The training sites for this study were from three regions in Kent County. Actual field observations from 1998 were not available, but training sites were inferred by looking for fields exhibiting the spectral characteristics of each class. Landsat derived spectral characteristics of corn, soybeans, and wheat were identified during the summer of 1999 and the spring of 2000. Polygons of the fields were superimposed onto Landsat imagery, and the pixel values from within the polygons were extracted and used to generate the spectral signatures. Using this method, 33 corn fields, 22 full-season soybean fields, and 31 wheat fields (double cropped with soybeans) were identified.

Image of training site locations

After looking at the crop calendars, it was apparent that not all crops could be identified using a single observation date. So how many dates of imagery are needed to produce an accurate classification, and which dates used in combination are best? In 1998, there were three cloud-free Landsat image acquisitions made over Kent County: April 12th, July 1st, and August 2nd. A classification using four possible combinations of data produced some encouraging results.

Results

Since it was impossible to know exactly what was planted in every field in Kent County in 1998, one way to determine the accuracy of the classification was to compare the total acres classified in each class, to the Maryland Agricultural Statistics Service publication of total acres harvested in each class ("wheat" class reported here includes other small grains, such as barley and rye). It would be helpful to know the accuracy on a field by field basis, but that kind of data was not available.

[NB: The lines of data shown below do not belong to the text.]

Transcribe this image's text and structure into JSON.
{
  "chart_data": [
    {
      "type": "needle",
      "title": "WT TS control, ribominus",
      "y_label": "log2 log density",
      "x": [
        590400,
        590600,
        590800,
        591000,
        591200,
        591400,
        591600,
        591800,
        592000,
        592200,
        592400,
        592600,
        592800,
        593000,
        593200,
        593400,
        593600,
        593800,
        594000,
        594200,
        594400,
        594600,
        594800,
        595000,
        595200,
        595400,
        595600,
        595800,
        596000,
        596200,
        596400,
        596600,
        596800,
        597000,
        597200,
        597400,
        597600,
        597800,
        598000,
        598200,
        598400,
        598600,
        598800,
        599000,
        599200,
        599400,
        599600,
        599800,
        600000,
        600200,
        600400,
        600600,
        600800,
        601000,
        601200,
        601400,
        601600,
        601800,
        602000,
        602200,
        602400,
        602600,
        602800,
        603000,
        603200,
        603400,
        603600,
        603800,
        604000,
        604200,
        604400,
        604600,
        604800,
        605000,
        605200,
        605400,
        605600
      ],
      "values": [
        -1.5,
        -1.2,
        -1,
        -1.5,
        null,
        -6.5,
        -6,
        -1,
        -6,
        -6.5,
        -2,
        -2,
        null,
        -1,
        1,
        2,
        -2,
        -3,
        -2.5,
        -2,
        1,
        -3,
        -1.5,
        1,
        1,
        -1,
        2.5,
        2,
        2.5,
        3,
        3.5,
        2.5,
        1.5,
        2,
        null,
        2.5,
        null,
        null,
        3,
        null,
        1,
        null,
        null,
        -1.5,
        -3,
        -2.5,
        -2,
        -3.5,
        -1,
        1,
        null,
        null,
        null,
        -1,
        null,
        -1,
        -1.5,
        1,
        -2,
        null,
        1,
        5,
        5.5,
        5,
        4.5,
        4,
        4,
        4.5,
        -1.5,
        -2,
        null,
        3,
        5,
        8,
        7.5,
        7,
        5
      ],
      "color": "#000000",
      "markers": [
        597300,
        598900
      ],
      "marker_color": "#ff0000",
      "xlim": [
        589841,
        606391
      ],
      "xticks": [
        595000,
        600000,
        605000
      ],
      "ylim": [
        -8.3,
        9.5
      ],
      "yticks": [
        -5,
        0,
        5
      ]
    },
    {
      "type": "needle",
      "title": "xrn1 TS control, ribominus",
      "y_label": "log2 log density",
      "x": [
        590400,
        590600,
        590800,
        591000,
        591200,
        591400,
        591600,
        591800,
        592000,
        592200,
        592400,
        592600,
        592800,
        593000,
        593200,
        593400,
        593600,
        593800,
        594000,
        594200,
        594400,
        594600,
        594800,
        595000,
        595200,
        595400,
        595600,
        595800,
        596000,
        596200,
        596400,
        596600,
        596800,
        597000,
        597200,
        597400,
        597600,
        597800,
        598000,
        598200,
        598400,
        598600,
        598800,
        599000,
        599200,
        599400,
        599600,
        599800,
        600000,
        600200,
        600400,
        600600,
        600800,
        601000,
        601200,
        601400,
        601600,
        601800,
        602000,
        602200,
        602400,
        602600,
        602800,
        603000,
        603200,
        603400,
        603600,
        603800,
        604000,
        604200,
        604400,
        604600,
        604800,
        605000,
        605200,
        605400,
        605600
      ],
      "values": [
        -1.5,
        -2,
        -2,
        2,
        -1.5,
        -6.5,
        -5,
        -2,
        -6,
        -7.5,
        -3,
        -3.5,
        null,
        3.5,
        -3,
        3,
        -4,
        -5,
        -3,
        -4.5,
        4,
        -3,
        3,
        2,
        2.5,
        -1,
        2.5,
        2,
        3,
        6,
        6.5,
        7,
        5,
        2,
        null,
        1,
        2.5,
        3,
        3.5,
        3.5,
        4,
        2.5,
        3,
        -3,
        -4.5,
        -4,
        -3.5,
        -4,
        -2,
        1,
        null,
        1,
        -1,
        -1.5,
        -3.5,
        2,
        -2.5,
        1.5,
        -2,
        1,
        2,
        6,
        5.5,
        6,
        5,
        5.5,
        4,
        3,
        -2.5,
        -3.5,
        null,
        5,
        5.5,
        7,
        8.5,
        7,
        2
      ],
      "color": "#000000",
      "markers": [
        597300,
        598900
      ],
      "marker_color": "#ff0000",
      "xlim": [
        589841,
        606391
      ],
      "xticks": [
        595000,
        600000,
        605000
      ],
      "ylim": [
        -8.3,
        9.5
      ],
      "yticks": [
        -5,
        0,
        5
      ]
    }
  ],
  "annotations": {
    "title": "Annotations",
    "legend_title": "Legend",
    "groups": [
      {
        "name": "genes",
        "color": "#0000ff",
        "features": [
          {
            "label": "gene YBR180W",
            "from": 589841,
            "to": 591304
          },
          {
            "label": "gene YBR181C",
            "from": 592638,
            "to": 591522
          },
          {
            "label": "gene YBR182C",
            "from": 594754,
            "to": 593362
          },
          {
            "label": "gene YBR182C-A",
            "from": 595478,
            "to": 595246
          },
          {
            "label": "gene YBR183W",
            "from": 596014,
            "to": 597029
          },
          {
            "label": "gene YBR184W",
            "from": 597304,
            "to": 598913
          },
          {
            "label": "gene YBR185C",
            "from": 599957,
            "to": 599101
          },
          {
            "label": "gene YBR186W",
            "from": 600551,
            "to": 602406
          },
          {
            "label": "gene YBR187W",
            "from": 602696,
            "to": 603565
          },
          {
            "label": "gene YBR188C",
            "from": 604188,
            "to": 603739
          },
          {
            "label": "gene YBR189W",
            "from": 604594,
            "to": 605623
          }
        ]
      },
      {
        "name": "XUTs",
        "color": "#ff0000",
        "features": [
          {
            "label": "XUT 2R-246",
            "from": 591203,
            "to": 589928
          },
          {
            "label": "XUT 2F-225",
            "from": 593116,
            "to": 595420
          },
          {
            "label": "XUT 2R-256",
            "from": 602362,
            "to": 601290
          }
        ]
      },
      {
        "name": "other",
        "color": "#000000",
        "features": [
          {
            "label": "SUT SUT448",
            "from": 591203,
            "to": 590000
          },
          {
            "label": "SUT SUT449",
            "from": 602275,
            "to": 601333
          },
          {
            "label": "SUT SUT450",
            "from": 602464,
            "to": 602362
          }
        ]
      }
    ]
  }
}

MLC of April 12 + July 1 + August 2
Corn acreage underestimated, but accuracy of known features is good.

MLC of April 12 + July 1
Corn acreage underestimated, soybeans and wheat acreage overestimated, some known features are identified incorrectly.

MLC of July 1 + August 2
Acreage of all classes overestimated, many features identified incorrectly.

MLC of April 12 + August 2
Acreage estimates closest to NASS figures.

Conclusion

The classification results can be explained by considering the relationship between the periodic biological phenomenon and the climate conditions (phenology). In the April 12 observation, wheat acres are identified because they are the only class that is green. In the August 2 observation, wheat has been harvested, and corn and soybeans are spectrally unique due to differences in leaf and canopy geometry. In the July 1 observation, other vegetation (alfalfa, pasture, and forest) can be separated because they have a different development pattern than the classes of interest.

Graph of image acquisition dates and phenology highlights.

Discussion

This methodology showed promise for making an accurate classification map, although there are still several issues that should be addressed. It would be helpful to nutrient modelers to have other agricultural land, such as alfalfa and pasture, included in the classification. If the field polygons for the whole county could be identified before the classification took place, it would probably result in a more accurate acreage estimate. If a unique classification could not be produced every year, a probability matrix based on previous classifications would be useful to figure out what is there. This would also be useful when trying to do predictive nutrient runoff modeling.

There are also other methods that could be used to produce a classification. One of the most promising is the "decision tree classification" which allows for the inclusion of non -parametric data (variables without a distribution), and mixing between continuous and categorical data. The purpose for using the numerous techniques mentioned in the above section is to produce an accurate classification of agricultural land. Unlike other categories of land use, the species present in agricultural fields and nutrient management practices are constantly changing. Considering that agricultural land constitutes a majority of the land use in many counties in the Chesapeake Bay Watershed, it is important that an accurate method for monitoring this land is available.